İsterseniz öncelikle yaklaşmakta olan finansal buhranın sebeplerini iyice irdeleyelim. Efendim, bu krizin tek bir hedefi vardır, o da milli iradedir. 15 Yıldır iyi giden ekonominin bir anda tepe taklak olmasının başka türlü nasıl bir açıklaması olabilir? CeHaPe ile kolkola girmiş olan PKK’nın da bu işte rolü çok büyüktür. Ardı arkası kesilmeyen terör saldırıları sebebiyle, Avrupalı turist elini ayağını ülkemizden çekmiştir. Örneğin, Kasım sonunda Norveç’in en büyük turizm acentalarından olan Apollo, Türkiye’yi seyahat paketleri arasından çıkardığını açıklamıştır. [2] Bunun tek sebebi CeHaPe’dir. Çünkü Atatürkçü geçinen bu parti üyeleri, çok iyi hatırlayacağınız üzere, birkaç yıl önce Norveç’in Başkenti Oslo’da görüşmüşlerdir. Bu görüşmelerin sonrasında PKK’lılar ile barış sürecine girilmiş ve ülkenin her yerine istedikleri gibi patlayacı madde depolamalarına izin verilmiştir.
Kıymetli efendim, CeHaPe’nin ve AB’nin iktidarımıza attığı madiklerin haddi hesabı yoktur ve kötü giden ekonomik gidişin ne yolsuzluklarla, ne devlet erkanının lüks harcamalarıyla, ne de 1000 odalı sarayın inşaasıyla hiçbir alakası yoktur. Sözü daha fazla uzatmadan, bu acı tablo karşısındaki savunma çalışmalarımıza nasıl hız katacağımıza değinelim.
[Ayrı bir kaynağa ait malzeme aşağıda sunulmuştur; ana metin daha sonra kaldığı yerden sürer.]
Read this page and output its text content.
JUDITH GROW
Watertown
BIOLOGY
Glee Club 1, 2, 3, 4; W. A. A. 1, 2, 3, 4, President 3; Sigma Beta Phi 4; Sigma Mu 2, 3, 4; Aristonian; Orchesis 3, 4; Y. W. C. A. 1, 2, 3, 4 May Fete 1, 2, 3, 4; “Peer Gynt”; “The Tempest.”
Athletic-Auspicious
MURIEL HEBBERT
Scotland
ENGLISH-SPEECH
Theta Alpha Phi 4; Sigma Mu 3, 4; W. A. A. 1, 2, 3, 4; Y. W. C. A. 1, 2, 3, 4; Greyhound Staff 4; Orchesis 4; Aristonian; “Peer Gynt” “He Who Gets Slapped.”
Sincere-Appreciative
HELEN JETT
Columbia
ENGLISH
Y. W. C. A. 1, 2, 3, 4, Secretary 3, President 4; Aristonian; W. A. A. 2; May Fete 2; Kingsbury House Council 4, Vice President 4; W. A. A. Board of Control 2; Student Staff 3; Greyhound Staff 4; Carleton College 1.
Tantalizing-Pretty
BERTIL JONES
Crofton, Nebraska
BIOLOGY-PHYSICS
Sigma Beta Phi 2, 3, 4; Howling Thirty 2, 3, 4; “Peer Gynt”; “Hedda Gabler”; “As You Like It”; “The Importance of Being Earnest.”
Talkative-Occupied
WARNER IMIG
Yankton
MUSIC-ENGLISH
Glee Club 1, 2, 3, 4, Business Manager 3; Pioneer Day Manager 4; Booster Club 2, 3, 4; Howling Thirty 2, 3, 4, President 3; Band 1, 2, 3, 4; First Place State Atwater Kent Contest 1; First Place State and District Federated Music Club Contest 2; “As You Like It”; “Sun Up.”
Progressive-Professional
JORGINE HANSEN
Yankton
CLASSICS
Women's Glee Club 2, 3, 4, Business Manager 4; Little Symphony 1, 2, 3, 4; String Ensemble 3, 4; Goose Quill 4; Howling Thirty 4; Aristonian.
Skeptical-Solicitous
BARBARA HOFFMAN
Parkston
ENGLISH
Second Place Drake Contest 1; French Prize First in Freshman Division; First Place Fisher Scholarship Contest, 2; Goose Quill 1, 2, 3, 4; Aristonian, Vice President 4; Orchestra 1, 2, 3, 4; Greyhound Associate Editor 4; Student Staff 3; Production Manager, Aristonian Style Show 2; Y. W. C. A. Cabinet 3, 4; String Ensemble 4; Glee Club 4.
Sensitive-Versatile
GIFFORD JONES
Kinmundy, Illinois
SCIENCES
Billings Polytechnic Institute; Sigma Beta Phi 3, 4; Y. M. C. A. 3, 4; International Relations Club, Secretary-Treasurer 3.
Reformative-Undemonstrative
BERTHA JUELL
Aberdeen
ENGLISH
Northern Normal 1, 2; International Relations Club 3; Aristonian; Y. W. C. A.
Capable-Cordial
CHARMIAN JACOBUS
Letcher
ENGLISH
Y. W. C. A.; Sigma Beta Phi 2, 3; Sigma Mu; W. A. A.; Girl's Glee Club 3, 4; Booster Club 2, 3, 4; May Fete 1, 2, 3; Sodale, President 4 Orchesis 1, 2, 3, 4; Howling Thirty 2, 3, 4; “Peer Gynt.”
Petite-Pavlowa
Milli irade, işe en güçlü olduğu yerden başlamak zorundadır. Türk’ün yüzyıllarca gücünü gösterdiği yer Avrupa’dır. Yaklaşık 50 yıldır, memleket sevdalısı vatandaşlarımız Avrupa’nın en zengin şehirlerinde, en başarılı müesseseleri ile yükselmektedirler ve istatistikler sadece Avrupa’da yaşayan Türk nüfusunun 5 milyonu aşkın olduğuna işaret etmektedir. Diyelim ki, bu nüfusun yarım milyonu üniversite mezunu, zaten onlardan bize hayır gelmez. Diyelim ki, geri kalanın da 2 milyonu çocuk. Sabi sübyanın da bize bu davada şimdilik bir yararı dokunmaz. Diğer ihtiyaç sahiplerini de elediğimizde, geriye zımba gibi 2 milyon vatandaş kalmaktadır. İşte ekonomik çözüm, bu gurbetçilerimizin ellerindedir. Meclisimiz aciliyetle yeni bir vergi yasası çıkarıp, 1 Ocak 2017 tarihine yetiştirebilir.
- T.C. Vatandaşı olan,
- İkameti bulunan ülkede en az 3 yıldır yaşayan,
- 30 yaş üzeri her gurbetçi aylık vatandaşlık kirasını ödemekle yükümlüdür.
- Vatandaşlık kirasının aylık makbulü 100 Avro’dur.
Bu vergi sayesinde sadece Avrupa’dan hazineye her ay 200 Milyon Avro girecektir ve Türkiye bir daha döviz sorunu falan da yaşamayacaktır.